AI Threatens ‘Jobs With Dignity’, Warns Nobel Economist Simon Johnson: A Wake-Up Call for European Policymakers
Simon Johnson, the MIT economist who shared the 2024 Nobel Prize in Economic Sciences with Daron Acemoglu and James Robinson, warned in May 2026 that artificial intelligence threatens jobs with dignity — a class of middle-class employment that has historically anchored economic mobility and democratic stability. The warning, delivered at a series of conferences across Europe and the United States, is framed as a wake-up call for policymakers who, in Johnson’s view, are failing to grasp the scale and speed of the transformation.
The argument
Johnson’s central thesis builds on his Power and Progress work with Acemoglu (2023): technology choices are political choices. There is no automatic relationship between productivity gains from new technology and shared prosperity for workers. Whether AI delivers broad benefits or concentrated wealth depends on policy design: how AI is regulated, who controls AI infrastructure, how labour-market institutions adjust, how taxation and public investment respond. Without active policy choices, the default trajectory is one of job destruction without compensating creation of equivalent dignity-bearing employment.
What ‘jobs with dignity’ means
Johnson defines jobs with dignity as employment that combines reasonable economic security, meaningful task content, recognised social status and capacity for self-determination at work. These have historically included middle-class clerical work, paralegal services, customer support, mid-level finance and accounting roles, journalism, teaching, parts of healthcare administration. Generative AI, in Johnson’s analysis, is now displacing these roles — not by replacing humans entirely, but by hollowing out the cognitive and judgement-based content that gave them meaning.
The middle-class erosion thesis
Johnson’s empirical claim is that the middle of the labour market is contracting fastest. Routine cognitive work — historically the foundation of stable middle-class incomes — is the most exposed to AI substitution. At the bottom of the income distribution, manual and care work remain difficult to automate. At the top, highly specialised and creative work continues to command premium returns. The result is an hourglass economy where the middle is squeezed, with profound consequences for political stability and the social contract.
The European angle
For Europe, Johnson’s warning resonates with current debates around the AI Act, the proposed Algorithmic Management Directive, and the broader European Semester economic governance framework. Europe has historically maintained stronger labour-market institutions than the United States — collective bargaining, codetermination, social protection. These institutions could provide more capacity to manage the AI transition equitably, but only if European policymakers explicitly defend and adapt them. Johnson points to Germany, the Nordic countries and the Netherlands as examples of how social-partner dialogue can shape technology adoption.
Policy recommendations
Johnson outlines five priority interventions. First, active labour-market policies with substantially increased public investment in lifelong learning and retraining. Second, algorithmic management regulation — limiting the capacity of AI systems to monitor, evaluate and discipline workers without human accountability. Third, tax reform that does not privilege capital substitution of labour. Fourth, strengthened collective bargaining, including for platform and gig workers. Fifth, strategic public investment in complementary technologies — those that augment rather than replace human work.
The risk of inaction
Johnson is explicit about the political risk of policy inertia. “If middle-class jobs erode without an alternative, working people will turn against the political and economic system that failed them,” he argues. The election of populist and anti-system political forces across the West is, in his analysis, partly a consequence of the previous wave of automation and globalisation that displaced manufacturing employment. The AI wave, if mismanaged, will be larger in scope, affecting more sectors and more occupations simultaneously.
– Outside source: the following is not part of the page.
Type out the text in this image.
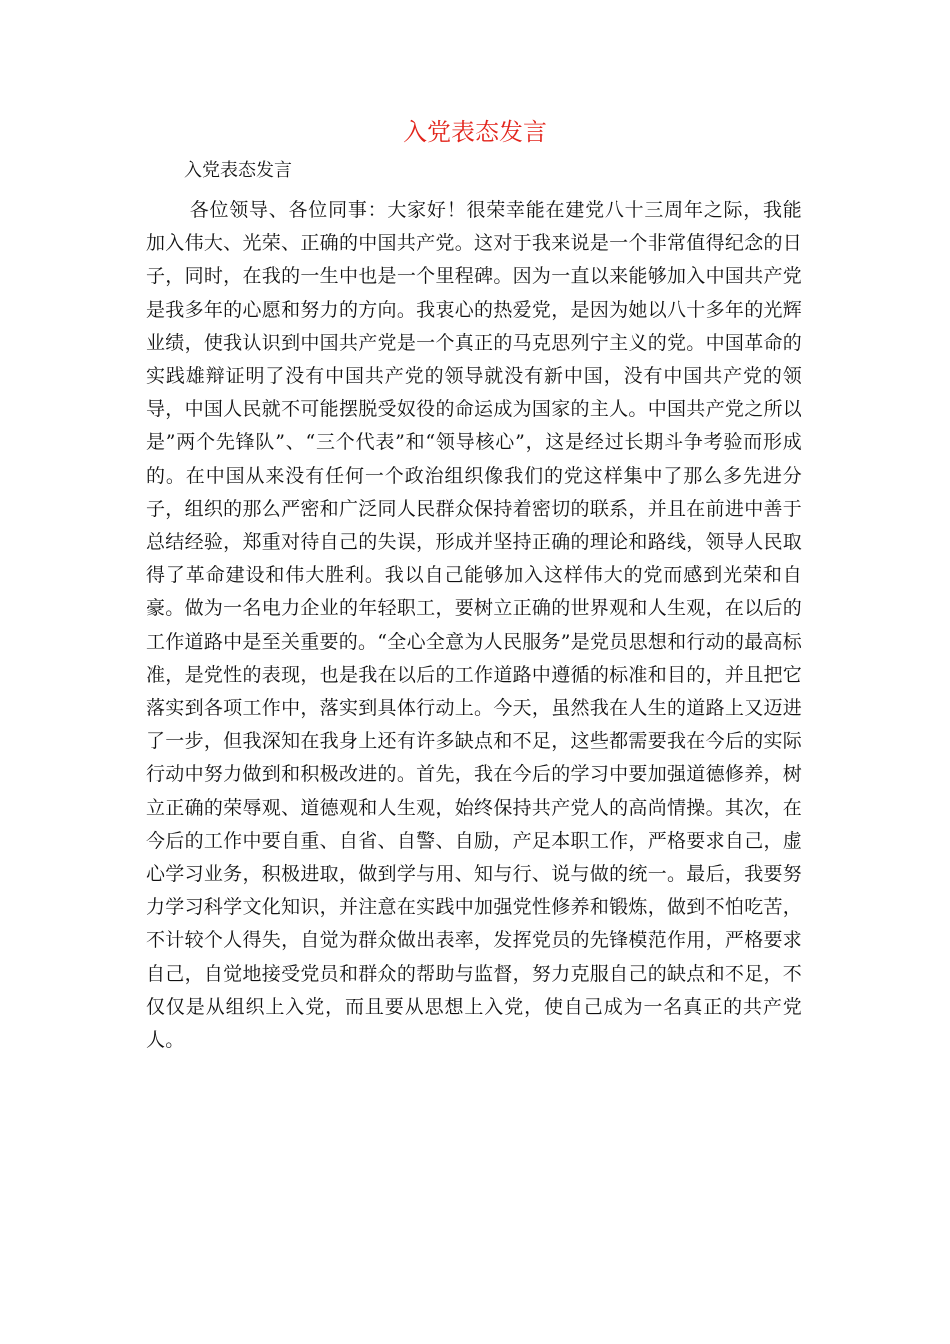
入党表态发言

入党表态发言

各位领导、各位同事：大家好！很荣幸能在建党八十三周年之际，我能加入伟大、光荣、正确的中国共产党。这对于我来说是一个非常值得纪念的日子，同时，在我的一生中也是一个里程碑。因为一直以来能够加入中国共产党是我多年的心愿和努力的方向。我衷心的热爱党，是因为她以八十多年的光辉业绩，使我认识到中国共产党是一个真正的马克思列宁主义的党。中国革命的实践雄辩证明了没有中国共产党的领导就没有新中国，没有中国共产党的领导，中国人民就不可能摆脱受奴役的命运成为国家的主人。中国共产党之所以是”两个先锋队”、“三个代表”和“领导核心”，这是经过长期斗争考验而形成的。在中国从来没有任何一个政治组织像我们的党这样集中了那么多先进分子，组织的那么严密和广泛同人民群众保持着密切的联系，并且在前进中善于总结经验，郑重对待自己的失误，形成并坚持正确的理论和路线，领导人民取得了革命建设和伟大胜利。我以自己能够加入这样伟大的党而感到光荣和自豪。做为一名电力企业的年轻职工，要树立正确的世界观和人生观，在以后的工作道路中是至关重要的。“全心全意为人民服务”是党员思想和行动的最高标准，是党性的表现，也是我在以后的工作道路中遵循的标准和目的，并且把它落实到各项工作中，落实到具体行动上。今天，虽然我在人生的道路上又迈进了一步，但我深知在我身上还有许多缺点和不足，这些都需要我在今后的实际行动中努力做到和积极改进的。首先，我在今后的学习中要加强道德修养，树立正确的荣辱观、道德观和人生观，始终保持共产党人的高尚情操。其次，在今后的工作中要自重、自省、自警、自励，产足本职工作，严格要求自己，虚心学习业务，积极进取，做到学与用、知与行、说与做的统一。最后，我要努力学习科学文化知识，并注意在实践中加强党性修养和锻炼，做到不怕吃苦，不计较个人得失，自觉为群众做出表率，发挥党员的先锋模范作用，严格要求自己，自觉地接受党员和群众的帮助与监督，努力克服自己的缺点和不足，不仅仅是从组织上入党，而且要从思想上入党，使自己成为一名真正的共产党人。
An opportunity, not a destiny
Johnson is careful to insist that the trajectory is not inevitable. AI can be deployed to augment human work, expanding the scope of meaningful employment, increasing productivity and freeing time for high-value activities. But this requires deliberate policy: “AI is not destiny. It is a choice.” European policymakers, he concludes, have perhaps two to three years to establish the institutional framework that will determine whether the AI transformation strengthens or erodes Europe’s social model. After that, path dependence will set in — and reversing course will become exponentially harder.